Así podemos explicar por qué se cronifican los estados en contra de todo el avance de la neurociencia, donde está más que demostrado que la neuroplasticidad del cerebro permite que se establezcan nuevas conexiones sinápticas de manera que se instauren nuevos comportamientos, sustentados con una química distinta.
Por tanto, ¿cómo hacemos para no caer en lo estático del calificativo, o de la etiqueta y favorecer la eventualidad, la impermanencia y la posibilidad de cambio y de alivio del sufrimiento?
- No ajustando el individuo a la etiqueta.
- Tomando consciencia y transmitiendo a la hora de diagnosticar que lo que sucede está sucediendo en este momento, pero que no tiene que suceder siempre.
- Transmitir que el comportamiento o mirada están sujetos al contexto donde se está desarrollando, que en otro contexto o con otra mirada, quizás dicho comportamiento no sería causa de sufrimiento.
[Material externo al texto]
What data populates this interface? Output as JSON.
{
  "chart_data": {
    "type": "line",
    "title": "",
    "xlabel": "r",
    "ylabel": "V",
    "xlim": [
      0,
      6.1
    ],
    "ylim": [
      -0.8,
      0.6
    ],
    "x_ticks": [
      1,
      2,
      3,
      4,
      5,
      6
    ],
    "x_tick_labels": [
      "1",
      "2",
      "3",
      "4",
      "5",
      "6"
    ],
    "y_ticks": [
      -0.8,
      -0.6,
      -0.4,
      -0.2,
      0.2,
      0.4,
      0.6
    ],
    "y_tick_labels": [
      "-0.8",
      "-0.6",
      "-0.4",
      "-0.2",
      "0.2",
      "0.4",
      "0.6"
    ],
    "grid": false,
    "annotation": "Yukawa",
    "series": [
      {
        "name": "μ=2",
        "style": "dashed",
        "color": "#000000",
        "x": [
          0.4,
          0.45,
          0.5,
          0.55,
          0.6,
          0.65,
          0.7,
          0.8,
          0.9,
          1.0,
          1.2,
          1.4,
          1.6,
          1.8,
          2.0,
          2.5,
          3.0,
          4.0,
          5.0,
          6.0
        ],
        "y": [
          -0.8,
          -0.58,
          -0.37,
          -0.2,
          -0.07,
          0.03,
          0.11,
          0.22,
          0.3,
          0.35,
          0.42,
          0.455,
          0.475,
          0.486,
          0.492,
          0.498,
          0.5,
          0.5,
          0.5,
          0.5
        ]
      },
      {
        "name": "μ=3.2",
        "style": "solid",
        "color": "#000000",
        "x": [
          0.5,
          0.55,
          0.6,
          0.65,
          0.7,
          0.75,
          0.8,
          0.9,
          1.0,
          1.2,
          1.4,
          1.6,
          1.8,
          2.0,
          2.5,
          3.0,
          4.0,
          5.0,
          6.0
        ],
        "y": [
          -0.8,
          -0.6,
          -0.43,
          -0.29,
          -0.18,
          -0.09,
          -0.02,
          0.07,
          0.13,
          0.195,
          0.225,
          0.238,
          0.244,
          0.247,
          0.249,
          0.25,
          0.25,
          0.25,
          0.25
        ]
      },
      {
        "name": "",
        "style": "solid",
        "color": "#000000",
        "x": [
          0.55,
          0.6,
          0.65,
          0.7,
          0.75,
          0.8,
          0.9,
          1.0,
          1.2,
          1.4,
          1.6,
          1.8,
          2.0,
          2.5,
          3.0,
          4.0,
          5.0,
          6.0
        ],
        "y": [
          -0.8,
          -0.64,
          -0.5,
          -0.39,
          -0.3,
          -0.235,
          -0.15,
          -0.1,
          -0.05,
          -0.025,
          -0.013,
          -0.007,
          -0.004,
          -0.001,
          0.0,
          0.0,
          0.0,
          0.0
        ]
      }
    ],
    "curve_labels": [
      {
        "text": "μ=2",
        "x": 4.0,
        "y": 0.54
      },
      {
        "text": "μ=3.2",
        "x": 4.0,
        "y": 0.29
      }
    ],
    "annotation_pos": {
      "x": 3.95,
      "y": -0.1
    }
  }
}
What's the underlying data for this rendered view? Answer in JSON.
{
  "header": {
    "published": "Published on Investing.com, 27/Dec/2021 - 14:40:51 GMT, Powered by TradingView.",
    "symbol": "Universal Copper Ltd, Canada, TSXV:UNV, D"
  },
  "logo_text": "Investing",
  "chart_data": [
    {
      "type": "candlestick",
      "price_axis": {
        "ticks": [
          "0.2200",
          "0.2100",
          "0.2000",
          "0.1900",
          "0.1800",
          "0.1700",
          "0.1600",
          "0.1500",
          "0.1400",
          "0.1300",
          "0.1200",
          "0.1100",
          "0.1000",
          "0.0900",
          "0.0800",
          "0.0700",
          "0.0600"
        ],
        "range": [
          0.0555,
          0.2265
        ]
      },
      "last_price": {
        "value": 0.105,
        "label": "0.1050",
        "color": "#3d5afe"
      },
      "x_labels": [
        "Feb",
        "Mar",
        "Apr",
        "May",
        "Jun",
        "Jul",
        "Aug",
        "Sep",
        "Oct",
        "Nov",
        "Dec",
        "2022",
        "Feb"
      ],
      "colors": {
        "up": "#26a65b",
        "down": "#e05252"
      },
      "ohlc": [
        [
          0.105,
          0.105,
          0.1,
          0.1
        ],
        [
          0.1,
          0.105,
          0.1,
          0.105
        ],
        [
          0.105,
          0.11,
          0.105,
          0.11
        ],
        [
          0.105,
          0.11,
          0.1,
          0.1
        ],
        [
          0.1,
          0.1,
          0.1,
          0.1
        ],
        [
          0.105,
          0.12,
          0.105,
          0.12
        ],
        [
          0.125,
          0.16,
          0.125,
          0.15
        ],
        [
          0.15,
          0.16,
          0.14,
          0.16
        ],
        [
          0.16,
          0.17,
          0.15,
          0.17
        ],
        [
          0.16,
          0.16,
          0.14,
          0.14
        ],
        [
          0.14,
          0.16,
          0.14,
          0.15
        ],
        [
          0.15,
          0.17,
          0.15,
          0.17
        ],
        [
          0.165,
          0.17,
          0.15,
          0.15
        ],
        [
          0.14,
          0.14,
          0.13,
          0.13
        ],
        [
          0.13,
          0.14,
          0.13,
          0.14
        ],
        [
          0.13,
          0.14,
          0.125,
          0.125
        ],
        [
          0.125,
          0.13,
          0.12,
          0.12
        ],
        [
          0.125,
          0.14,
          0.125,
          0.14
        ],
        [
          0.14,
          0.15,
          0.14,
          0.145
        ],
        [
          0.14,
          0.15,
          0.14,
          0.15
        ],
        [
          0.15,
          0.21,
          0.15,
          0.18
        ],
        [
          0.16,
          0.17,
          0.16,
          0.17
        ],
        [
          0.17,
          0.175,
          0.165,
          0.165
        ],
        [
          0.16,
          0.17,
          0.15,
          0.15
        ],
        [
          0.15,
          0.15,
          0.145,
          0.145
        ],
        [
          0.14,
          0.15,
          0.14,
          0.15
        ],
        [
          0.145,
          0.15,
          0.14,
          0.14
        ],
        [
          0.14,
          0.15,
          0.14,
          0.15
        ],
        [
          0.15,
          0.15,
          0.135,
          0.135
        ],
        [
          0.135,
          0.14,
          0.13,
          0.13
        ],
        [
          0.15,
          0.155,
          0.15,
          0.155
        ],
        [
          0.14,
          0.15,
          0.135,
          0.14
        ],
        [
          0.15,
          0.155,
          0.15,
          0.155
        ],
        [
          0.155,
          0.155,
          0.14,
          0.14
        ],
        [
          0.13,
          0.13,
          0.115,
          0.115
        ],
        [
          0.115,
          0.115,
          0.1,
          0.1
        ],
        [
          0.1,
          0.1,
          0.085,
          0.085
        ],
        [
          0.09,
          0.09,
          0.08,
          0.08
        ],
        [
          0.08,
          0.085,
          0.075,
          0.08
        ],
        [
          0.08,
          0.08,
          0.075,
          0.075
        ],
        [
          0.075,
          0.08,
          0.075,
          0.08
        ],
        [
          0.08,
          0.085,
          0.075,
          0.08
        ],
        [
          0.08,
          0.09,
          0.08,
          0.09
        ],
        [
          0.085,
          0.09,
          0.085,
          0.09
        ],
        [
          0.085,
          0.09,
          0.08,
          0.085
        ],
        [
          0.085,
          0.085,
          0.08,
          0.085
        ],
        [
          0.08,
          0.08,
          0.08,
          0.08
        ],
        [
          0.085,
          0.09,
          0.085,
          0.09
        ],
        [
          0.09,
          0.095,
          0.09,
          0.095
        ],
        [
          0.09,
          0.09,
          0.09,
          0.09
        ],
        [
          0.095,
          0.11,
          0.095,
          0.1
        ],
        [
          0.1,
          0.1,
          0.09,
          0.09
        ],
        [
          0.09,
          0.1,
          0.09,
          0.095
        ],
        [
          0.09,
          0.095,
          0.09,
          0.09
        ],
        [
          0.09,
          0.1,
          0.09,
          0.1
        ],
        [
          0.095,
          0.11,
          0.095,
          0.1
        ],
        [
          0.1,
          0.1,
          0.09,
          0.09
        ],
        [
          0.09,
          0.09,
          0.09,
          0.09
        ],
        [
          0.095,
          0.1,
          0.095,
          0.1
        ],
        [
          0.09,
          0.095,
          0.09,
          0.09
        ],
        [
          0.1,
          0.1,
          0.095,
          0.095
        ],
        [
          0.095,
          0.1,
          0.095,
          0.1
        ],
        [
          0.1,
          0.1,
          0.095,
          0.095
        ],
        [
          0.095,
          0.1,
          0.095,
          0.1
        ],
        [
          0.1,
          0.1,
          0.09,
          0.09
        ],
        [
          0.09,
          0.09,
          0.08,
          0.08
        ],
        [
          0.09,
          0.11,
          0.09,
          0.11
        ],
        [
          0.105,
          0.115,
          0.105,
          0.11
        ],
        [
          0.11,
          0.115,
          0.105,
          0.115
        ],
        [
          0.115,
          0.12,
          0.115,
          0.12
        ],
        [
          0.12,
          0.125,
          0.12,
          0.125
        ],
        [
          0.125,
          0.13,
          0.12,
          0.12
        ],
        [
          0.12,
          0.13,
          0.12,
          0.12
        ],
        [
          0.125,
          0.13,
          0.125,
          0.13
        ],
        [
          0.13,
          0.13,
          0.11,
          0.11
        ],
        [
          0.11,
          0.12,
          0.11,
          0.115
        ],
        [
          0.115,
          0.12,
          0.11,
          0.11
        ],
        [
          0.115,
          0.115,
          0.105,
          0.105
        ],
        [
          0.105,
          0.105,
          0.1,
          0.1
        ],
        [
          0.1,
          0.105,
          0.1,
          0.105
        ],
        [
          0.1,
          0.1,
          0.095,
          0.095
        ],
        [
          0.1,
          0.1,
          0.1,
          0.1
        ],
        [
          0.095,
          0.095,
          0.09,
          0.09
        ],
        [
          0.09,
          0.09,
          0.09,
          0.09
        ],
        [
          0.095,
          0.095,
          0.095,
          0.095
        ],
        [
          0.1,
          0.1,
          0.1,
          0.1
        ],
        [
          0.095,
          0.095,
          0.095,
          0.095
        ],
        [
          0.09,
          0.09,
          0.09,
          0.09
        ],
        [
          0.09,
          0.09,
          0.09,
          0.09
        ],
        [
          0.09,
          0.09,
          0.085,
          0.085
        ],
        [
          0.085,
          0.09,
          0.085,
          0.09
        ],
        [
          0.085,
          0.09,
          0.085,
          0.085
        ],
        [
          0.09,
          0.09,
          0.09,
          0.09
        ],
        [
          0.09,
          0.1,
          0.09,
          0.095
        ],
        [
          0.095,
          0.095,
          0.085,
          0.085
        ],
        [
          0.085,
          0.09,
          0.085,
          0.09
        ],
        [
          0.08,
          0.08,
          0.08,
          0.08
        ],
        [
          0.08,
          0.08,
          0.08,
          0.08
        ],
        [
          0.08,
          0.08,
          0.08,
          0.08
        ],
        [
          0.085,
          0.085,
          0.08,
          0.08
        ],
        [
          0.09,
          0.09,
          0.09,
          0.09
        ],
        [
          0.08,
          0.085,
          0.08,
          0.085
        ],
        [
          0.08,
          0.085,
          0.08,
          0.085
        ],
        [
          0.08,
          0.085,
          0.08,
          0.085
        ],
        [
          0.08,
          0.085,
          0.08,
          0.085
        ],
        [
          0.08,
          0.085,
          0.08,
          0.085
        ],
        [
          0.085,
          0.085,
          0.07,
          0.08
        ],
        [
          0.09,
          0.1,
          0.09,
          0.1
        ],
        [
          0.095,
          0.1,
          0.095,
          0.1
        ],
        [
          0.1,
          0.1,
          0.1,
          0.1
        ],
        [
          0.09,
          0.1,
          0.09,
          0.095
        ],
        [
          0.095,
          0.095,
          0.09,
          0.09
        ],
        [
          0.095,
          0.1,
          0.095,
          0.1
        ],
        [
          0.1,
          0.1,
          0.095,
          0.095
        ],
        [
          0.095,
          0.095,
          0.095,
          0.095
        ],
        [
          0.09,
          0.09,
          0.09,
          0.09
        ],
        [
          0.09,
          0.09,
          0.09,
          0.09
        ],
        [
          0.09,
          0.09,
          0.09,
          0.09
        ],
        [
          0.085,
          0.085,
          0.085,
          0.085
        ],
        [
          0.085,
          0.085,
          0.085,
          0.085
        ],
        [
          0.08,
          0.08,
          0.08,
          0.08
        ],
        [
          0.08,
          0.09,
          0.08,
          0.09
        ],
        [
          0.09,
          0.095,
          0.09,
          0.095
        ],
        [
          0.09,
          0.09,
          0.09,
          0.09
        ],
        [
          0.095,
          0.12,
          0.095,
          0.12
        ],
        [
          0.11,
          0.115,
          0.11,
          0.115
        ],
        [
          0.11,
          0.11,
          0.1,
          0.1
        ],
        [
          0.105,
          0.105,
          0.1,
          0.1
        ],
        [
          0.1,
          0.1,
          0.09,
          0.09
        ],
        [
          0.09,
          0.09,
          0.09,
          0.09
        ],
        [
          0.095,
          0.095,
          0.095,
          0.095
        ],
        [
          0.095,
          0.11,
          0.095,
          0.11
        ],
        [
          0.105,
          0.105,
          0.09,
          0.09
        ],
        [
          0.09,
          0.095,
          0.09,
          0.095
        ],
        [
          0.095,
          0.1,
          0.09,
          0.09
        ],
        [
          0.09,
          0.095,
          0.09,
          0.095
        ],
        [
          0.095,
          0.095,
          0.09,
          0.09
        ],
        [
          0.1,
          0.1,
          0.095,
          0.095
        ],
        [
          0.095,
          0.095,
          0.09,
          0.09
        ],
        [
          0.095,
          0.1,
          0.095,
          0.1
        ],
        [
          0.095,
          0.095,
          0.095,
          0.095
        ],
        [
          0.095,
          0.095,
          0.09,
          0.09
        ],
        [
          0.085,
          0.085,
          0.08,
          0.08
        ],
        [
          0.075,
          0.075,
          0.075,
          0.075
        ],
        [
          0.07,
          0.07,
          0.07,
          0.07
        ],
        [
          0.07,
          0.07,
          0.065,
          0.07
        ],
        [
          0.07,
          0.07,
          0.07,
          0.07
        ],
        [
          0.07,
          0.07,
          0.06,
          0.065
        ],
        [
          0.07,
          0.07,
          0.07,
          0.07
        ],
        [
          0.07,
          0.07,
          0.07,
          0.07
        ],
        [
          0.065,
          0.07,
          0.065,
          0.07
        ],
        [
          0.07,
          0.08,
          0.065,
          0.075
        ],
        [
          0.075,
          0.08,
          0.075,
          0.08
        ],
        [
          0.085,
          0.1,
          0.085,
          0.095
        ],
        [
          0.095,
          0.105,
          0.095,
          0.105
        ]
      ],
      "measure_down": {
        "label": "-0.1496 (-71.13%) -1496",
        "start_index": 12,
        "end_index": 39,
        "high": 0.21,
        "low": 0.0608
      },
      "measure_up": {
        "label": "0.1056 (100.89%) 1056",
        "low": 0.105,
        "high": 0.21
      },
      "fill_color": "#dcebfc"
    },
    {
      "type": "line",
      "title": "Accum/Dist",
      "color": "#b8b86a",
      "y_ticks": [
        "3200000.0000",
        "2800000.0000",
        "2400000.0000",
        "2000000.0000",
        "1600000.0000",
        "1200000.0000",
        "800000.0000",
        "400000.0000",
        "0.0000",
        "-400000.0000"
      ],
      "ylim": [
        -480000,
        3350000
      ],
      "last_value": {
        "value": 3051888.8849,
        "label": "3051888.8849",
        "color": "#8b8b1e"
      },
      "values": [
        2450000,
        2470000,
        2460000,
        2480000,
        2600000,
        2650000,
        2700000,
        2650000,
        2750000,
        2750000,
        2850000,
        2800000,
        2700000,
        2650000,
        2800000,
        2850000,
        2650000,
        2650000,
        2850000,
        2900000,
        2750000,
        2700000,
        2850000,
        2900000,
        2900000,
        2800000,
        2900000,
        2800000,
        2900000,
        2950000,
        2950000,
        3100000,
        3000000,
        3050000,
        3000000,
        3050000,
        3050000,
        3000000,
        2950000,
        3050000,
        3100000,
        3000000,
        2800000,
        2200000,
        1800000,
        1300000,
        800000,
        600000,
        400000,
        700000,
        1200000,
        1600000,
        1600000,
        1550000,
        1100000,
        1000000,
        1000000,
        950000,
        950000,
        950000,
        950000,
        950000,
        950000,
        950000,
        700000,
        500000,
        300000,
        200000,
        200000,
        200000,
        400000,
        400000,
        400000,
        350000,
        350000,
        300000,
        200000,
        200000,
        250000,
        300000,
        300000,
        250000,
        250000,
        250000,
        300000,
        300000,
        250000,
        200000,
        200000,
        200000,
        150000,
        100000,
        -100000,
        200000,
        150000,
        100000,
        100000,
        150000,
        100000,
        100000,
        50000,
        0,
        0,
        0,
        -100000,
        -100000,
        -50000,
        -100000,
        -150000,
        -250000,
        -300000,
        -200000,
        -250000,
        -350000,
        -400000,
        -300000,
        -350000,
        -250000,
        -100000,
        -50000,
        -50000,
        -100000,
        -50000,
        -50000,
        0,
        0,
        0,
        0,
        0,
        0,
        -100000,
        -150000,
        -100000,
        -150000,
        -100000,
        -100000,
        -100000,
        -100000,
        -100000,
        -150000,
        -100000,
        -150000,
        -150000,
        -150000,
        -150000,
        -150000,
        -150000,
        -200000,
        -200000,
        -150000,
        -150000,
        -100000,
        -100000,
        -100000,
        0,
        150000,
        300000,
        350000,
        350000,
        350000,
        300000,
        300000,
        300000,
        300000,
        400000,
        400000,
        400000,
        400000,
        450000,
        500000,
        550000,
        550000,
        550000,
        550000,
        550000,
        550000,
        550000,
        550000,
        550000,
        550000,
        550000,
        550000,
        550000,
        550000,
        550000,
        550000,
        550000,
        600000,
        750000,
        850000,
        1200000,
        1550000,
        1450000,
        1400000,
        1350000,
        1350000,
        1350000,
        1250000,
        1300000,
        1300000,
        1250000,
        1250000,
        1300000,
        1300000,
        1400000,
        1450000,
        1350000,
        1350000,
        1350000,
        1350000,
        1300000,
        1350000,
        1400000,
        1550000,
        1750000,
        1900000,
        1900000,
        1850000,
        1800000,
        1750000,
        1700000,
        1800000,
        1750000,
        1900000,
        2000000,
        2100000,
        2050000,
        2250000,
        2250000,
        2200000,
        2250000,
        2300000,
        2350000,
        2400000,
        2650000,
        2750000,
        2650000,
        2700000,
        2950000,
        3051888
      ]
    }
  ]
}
- Tratar siempre al individuo como caso único, obvio. Y hablarle desde la pertenencia a esa cajita y otras muchas, y que pueda manejarlas a su antojo. Es decir, darle el poder del cambio.
- Explorar los beneficios y perjuicios de estar en esa etiqueta inamovible.
- Contextualizar en qué momento fue útil ese comportamiento, y cuál sería útil en este.
- Trazar un plan para desarrollar ese nuevo comportamiento.
En conclusión
Tranquilizar sin etiquetar, acoger sin mutilar, acompañar sin obstruir. Inspirar sin imponer.
Esta, creo, es la misión de los terapeutas y demás colectivos que se dedican a la reducción del sufrimiento.